This paper studies an infinite horizon optimal control problem for
discrete-time linear systems and quadratic criteria, both with random
parameters which are independent and identically distributed with respect to
time. A classical approach is to solve an algebraic Riccati equation that
involves mathematical expectations and requires certain statistical information
of the parameters. In this paper, we propose an online iterative algorithm in
the spirit of Q-learning for the situation where only one random sample of
parameters emerges at each time step. The first theorem proves the equivalence
of three properties: the convergence of the learning sequence, the
well-posedness of the control problem, and the solvability of the algebraic
Riccati equation.

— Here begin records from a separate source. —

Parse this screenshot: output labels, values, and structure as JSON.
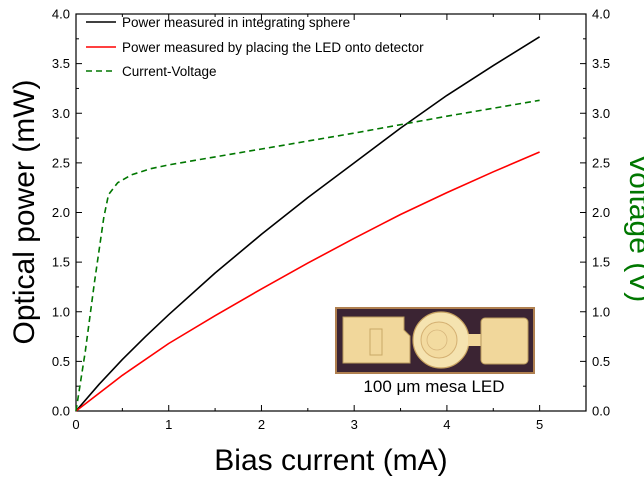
{
  "chart_data": {
    "type": "line",
    "xlabel": "Bias current (mA)",
    "ylabel": "Optical power (mW)",
    "y2label": "Voltage (V)",
    "xlim": [
      0,
      5.5
    ],
    "ylim": [
      0,
      4.0
    ],
    "y2lim": [
      0,
      4.0
    ],
    "xticks": [
      "0",
      "1",
      "2",
      "3",
      "4",
      "5"
    ],
    "yticks": [
      "0.0",
      "0.5",
      "1.0",
      "1.5",
      "2.0",
      "2.5",
      "3.0",
      "3.5",
      "4.0"
    ],
    "y2ticks": [
      "0.0",
      "0.5",
      "1.0",
      "1.5",
      "2.0",
      "2.5",
      "3.0",
      "3.5",
      "4.0"
    ],
    "grid": false,
    "legend_position": "top-left",
    "series": [
      {
        "name": "Power measured in integrating sphere",
        "color": "#000000",
        "dash": "solid",
        "axis": "left",
        "x": [
          0,
          0.25,
          0.5,
          0.75,
          1.0,
          1.5,
          2.0,
          2.5,
          3.0,
          3.5,
          4.0,
          4.5,
          5.0
        ],
        "y": [
          0,
          0.27,
          0.52,
          0.75,
          0.97,
          1.39,
          1.78,
          2.15,
          2.5,
          2.85,
          3.18,
          3.48,
          3.77
        ]
      },
      {
        "name": "Power measured by placing the LED onto detector",
        "color": "#ff0000",
        "dash": "solid",
        "axis": "left",
        "x": [
          0,
          0.5,
          1.0,
          1.5,
          2.0,
          2.5,
          3.0,
          3.5,
          4.0,
          4.5,
          5.0
        ],
        "y": [
          0,
          0.36,
          0.68,
          0.96,
          1.23,
          1.49,
          1.74,
          1.98,
          2.2,
          2.41,
          2.61
        ]
      },
      {
        "name": "Current-Voltage",
        "color": "#007700",
        "dash": "dashed",
        "axis": "right",
        "x": [
          0,
          0.1,
          0.2,
          0.3,
          0.35,
          0.45,
          0.6,
          0.8,
          1.0,
          1.5,
          2.0,
          3.0,
          4.0,
          5.0
        ],
        "y": [
          0,
          0.6,
          1.3,
          1.95,
          2.18,
          2.3,
          2.38,
          2.44,
          2.48,
          2.56,
          2.64,
          2.8,
          2.97,
          3.13
        ]
      }
    ],
    "inset": {
      "caption": "100 μm mesa LED"
    }
  }
}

The second theorem shows that the adaptive feedback control
in terms of the learning sequence stabilizes the system as long as the control
problem is well-posed. Numerical examples are presented to illustrate our
results.

本文针对离散时间线性系统和二次标准的随机参数情况，提出一种基于 Q-learning 精神的在线迭代算法来求解这个无限时间视角下的最优控制问题。第一定理证明了学习序列的收敛性、控制问题的良态性和代数 Riccati 方程的解的可解性三个属性的等价性。第二定理证明了在控制问题得到良态的前提下，学习序列的自适应反馈控制可以稳定系统。数值例子用于说明我们算法的可行性及有效性。